Do you want rules with that? Data sharing is caring à la Microsoft AI

Do you want rules with that? Data sharing is caring à la Microsoft AI

Microsoft has drafted three agreements regarding the sharing and using of data for the AI community to give feedback on.

Most devs who ever trained a model will know about the huge role high-quality data plays in getting a good outcome. But having access to the amount necessary isn’t always a piece of cake, especially if you’re more on the research side of the spectrum and have to rely on partners delivering to make any kind of progress.

And even then it isn’t always easy, because no matter where you get your data from, privacy and security must always be taken into account. To help with that and “remove barriers to data innovation” as Microsoft puts it, the company has shared drafts for three data use agreements. They cover the open (O-UDA) and the computational (C-UDA) use of data respectively, while a third one (DUA-OAI) is specifically set up to arrange data use for Open AI Model Development.

It is designed to “share data for the limited purpose of training an AI model”, leaving O-UDA to guard the more general use of data under minimal obligations and C-UDA to help with making “data available to anyone for computational use purposes, such as artificial intelligence, machine learning, and text and data mining”. All documents come with an overview of the obligations data users and redistributors have to comply to, as well as a contemplated use case for clarification.

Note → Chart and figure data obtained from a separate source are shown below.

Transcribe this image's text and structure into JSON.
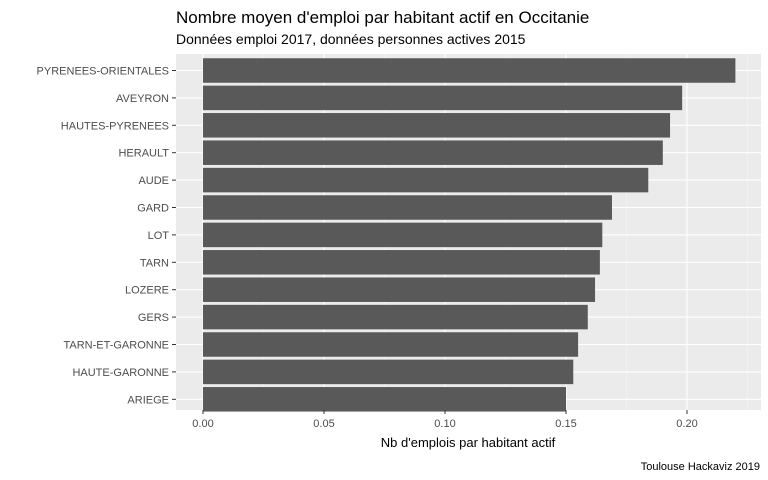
{
  "chart_data": {
    "type": "bar",
    "orientation": "horizontal",
    "title": "Nombre moyen d'emploi par habitant actif en Occitanie",
    "subtitle": "Données emploi 2017, données personnes actives 2015",
    "xlabel": "Nb d'emplois par habitant actif",
    "ylabel": "",
    "caption": "Toulouse Hackaviz 2019",
    "xlim": [
      0,
      0.2305
    ],
    "x_ticks": [
      0.0,
      0.05,
      0.1,
      0.15,
      0.2
    ],
    "x_tick_labels": [
      "0.00",
      "0.05",
      "0.10",
      "0.15",
      "0.20"
    ],
    "grid": true,
    "categories": [
      "PYRENEES-ORIENTALES",
      "AVEYRON",
      "HAUTES-PYRENEES",
      "HERAULT",
      "AUDE",
      "GARD",
      "LOT",
      "TARN",
      "LOZERE",
      "GERS",
      "TARN-ET-GARONNE",
      "HAUTE-GARONNE",
      "ARIEGE"
    ],
    "values": [
      0.22,
      0.198,
      0.193,
      0.19,
      0.184,
      0.169,
      0.165,
      0.164,
      0.162,
      0.159,
      0.155,
      0.153,
      0.15
    ],
    "colors": {
      "bar": "#595959",
      "panel": "#ebebeb",
      "grid_major": "#ffffff",
      "grid_minor": "#f5f5f5"
    }
  }
}
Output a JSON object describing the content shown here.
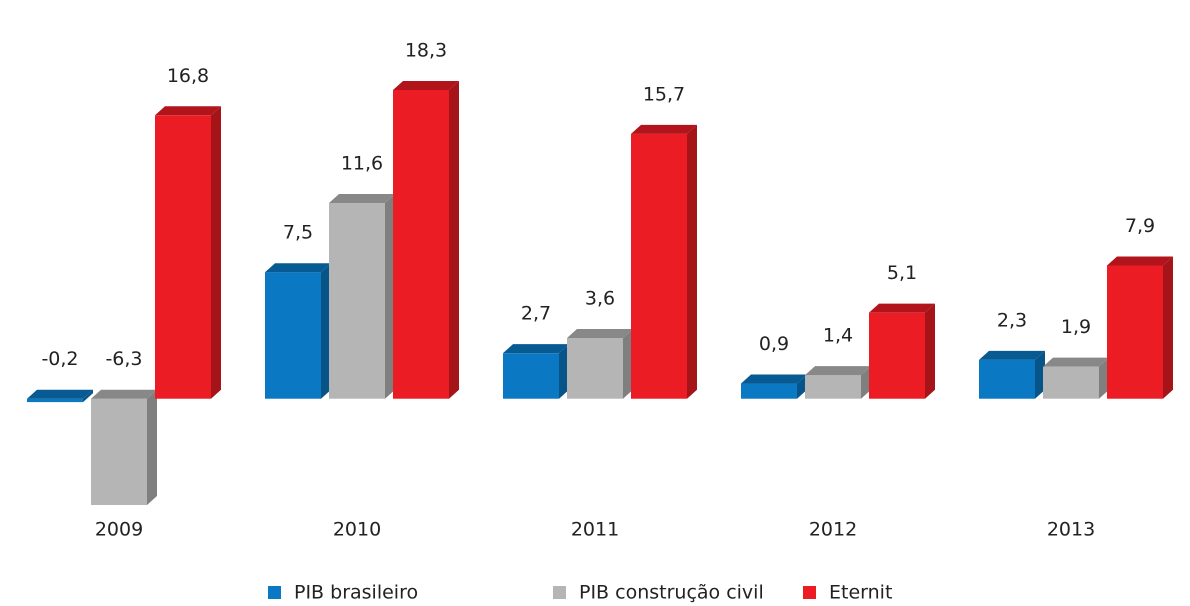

Unlike the agreements available, as Microsoft’s Corporate Vice President and Chief IP Counsel Erich Andersen likes to point out in a blog post, the company’s proposals are meant to be less complex, and better explained. The drafts are based on some precursors as well as the experience Microsoft gained in projects that made data sharing necessary.

 “Sharing data between organizations can help address some of society’s biggest challenges” Andersen states (as do all of the proposals). Good tools to realise that, however, “are often immature or non-existent”, leaving Microsoft itching to put a stake into that ground. 

Nevertheless cooperation is vital to end up with something more organisations are willing to consider (parallels to open source licenses come to mind in this context). Which might be why Microsoft is looking for feedback to help “improve these agreements and to offer additional ones that cover a wide range of data sharing scenarios”. 

To get the ball rolling, the first deadline for change proposals is October 1, 2019. A first final version of all data use agreements is planned to land some time in autumn.

The announcement comes only a couple of days after Microsoft informed the public about a partnership with and an investment in artificial intelligence research company OpenAI, who could very well become one of the first contributors to the discussion.